In 1968, Intel’s employee number 12, Marcian Hoff, found a way to put all circuits necessary to create a rudimentary computing device into a tiny piece of silicon. I have always enjoyed this trivia as I and the first microprocessor were born in the same year. From that point on, microprocessors kept shrinking smaller while the world of information it created around it, exponentially larger. Today, the world that my daughters live in, is surrounded by millions of these, coming together to form a virtual reality that is now an integral part of their life. In their world, where phones and iPads aren’t a whole lot different from toasters and instant pots, the line between information and misinformation is blurrier than ever.
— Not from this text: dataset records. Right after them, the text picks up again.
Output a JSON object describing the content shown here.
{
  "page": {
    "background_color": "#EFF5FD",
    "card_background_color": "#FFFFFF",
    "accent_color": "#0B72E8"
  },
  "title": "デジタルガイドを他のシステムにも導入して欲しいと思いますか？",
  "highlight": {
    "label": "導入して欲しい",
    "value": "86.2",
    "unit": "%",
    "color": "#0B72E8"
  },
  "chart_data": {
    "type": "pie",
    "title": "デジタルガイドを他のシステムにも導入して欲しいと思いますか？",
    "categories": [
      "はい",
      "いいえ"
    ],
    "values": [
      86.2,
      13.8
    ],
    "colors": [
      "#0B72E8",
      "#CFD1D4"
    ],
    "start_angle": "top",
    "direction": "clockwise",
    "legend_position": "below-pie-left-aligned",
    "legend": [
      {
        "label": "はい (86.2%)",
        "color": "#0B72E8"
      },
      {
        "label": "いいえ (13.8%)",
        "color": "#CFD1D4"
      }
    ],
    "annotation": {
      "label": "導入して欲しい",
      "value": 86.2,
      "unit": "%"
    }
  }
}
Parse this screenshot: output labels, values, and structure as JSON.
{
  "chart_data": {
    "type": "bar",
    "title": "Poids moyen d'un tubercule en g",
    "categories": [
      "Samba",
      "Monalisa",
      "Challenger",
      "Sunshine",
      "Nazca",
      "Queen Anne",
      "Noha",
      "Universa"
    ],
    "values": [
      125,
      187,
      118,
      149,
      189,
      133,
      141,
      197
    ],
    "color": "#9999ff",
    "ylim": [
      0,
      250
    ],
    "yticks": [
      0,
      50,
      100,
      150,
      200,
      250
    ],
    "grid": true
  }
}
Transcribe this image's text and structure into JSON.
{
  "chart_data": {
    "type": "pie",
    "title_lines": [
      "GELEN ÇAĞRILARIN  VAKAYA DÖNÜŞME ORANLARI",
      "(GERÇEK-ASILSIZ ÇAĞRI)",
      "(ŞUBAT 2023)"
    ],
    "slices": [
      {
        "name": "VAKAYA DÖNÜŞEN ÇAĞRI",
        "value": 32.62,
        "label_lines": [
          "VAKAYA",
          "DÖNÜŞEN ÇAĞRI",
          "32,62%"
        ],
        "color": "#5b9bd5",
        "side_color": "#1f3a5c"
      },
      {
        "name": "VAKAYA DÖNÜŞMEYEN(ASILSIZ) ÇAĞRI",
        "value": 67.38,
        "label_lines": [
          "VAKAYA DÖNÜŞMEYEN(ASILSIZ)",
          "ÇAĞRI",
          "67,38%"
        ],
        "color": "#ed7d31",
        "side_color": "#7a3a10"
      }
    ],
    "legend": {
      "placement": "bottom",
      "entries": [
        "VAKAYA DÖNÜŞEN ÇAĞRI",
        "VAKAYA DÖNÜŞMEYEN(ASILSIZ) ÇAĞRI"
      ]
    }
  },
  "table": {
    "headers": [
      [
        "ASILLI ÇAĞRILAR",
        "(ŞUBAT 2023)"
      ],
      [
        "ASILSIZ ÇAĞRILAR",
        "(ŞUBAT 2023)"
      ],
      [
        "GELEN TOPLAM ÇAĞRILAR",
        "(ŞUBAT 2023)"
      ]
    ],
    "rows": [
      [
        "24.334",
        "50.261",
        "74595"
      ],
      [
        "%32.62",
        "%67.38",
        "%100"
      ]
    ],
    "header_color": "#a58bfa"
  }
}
In late 2016, Oxford Dictionaries selected “post-truth” as the word of the year, defining it as “relating to or denoting circumstances in which objective facts are less influential in shaping public opinion than appeals to emotion and personal belief.”. It is so relevant in our current times with loads of frivolous content being created on Facebook, Instagram, and other social media every millisecond. Messaging apps are not behind by any means where fake content is constantly dumped into groups. Even the president of the US is continuously tweeting factless blurbs to incite an emotional reaction. Opinions are the first-class citizen of the new media, real news doesn’t matter much. What gets forwarded, retweeted, and cross-posted are content that appeal to our subjective sentiment not objective facts. The most common aspect across all of the long-tail content leaves kids, young adults and gullible rest treating manufactured news, doctored pictures, and fake media as factual information.
Misinformation is not like a plumbing problem you fix. It is a social condition, like crime, that you must constantly monitor and adjust toTOM ROSENTIEL
But so far we are just talking about what’s visible on the surface. This gets worse. If you look closely, all the fake news, baseless opinions, and seeming facts actually might be designed just for you. Just like we get advertisements targeted to our profile, news and social media also use a similar algorithm to keep you engaged with the platform by promoting content that aligns with your views. This also feeds into the psychology of surrounding you with (mis)information that supports your viewpoint.
A 2016 study that analyzed 376 million Facebook users’ interactions with over 900 news outlets found that people tend to seek information that aligns with their views. For content platforms, it makes sense to keep you hooked and keep clicking on ads. So, you can see how this forms into a vicious cycle.
Underneath this, there are thousands of computers analyzing every tweet, every Facebook post, and every Instagram post to better understand every demographic and also gain enough knowledge about individuals. This information feeds into content writers, paid bloggers, media creators at large media houses to produce content around specific opinions and with a specific tone. This is called Sentiment analysis, one of the AI algorithms. To make the matter worse, companies have started to use this analysis and employ sophisticated AI-based content creators, such as Quill, Wordsmith, Articoolo, and dump an even larger amount of text and media online. This technology is evolving and has a name, GAN (Generative Adversarial Networks).
Where will this land us into? How will the new generation consume online information? How susceptible will they be to an algorithmic content bubble that they unwittingly create?
I think that collectively speaking, we humans have a sinister side. We are driven by our primal instincts of success, power, comfort, and convenience and left unchecked, we tend to favor our black horned devil more than the white cupid. Actors on social platforms will continue to evolve and take advantage of our instincts.
Technology can fix this. But where is the motivation to do that. I think the hope lies in a belief that the human collective eventually comes together to fight evil. I am just not too sure if that idea sustains in future when humanity is left to fight an algorithm it created.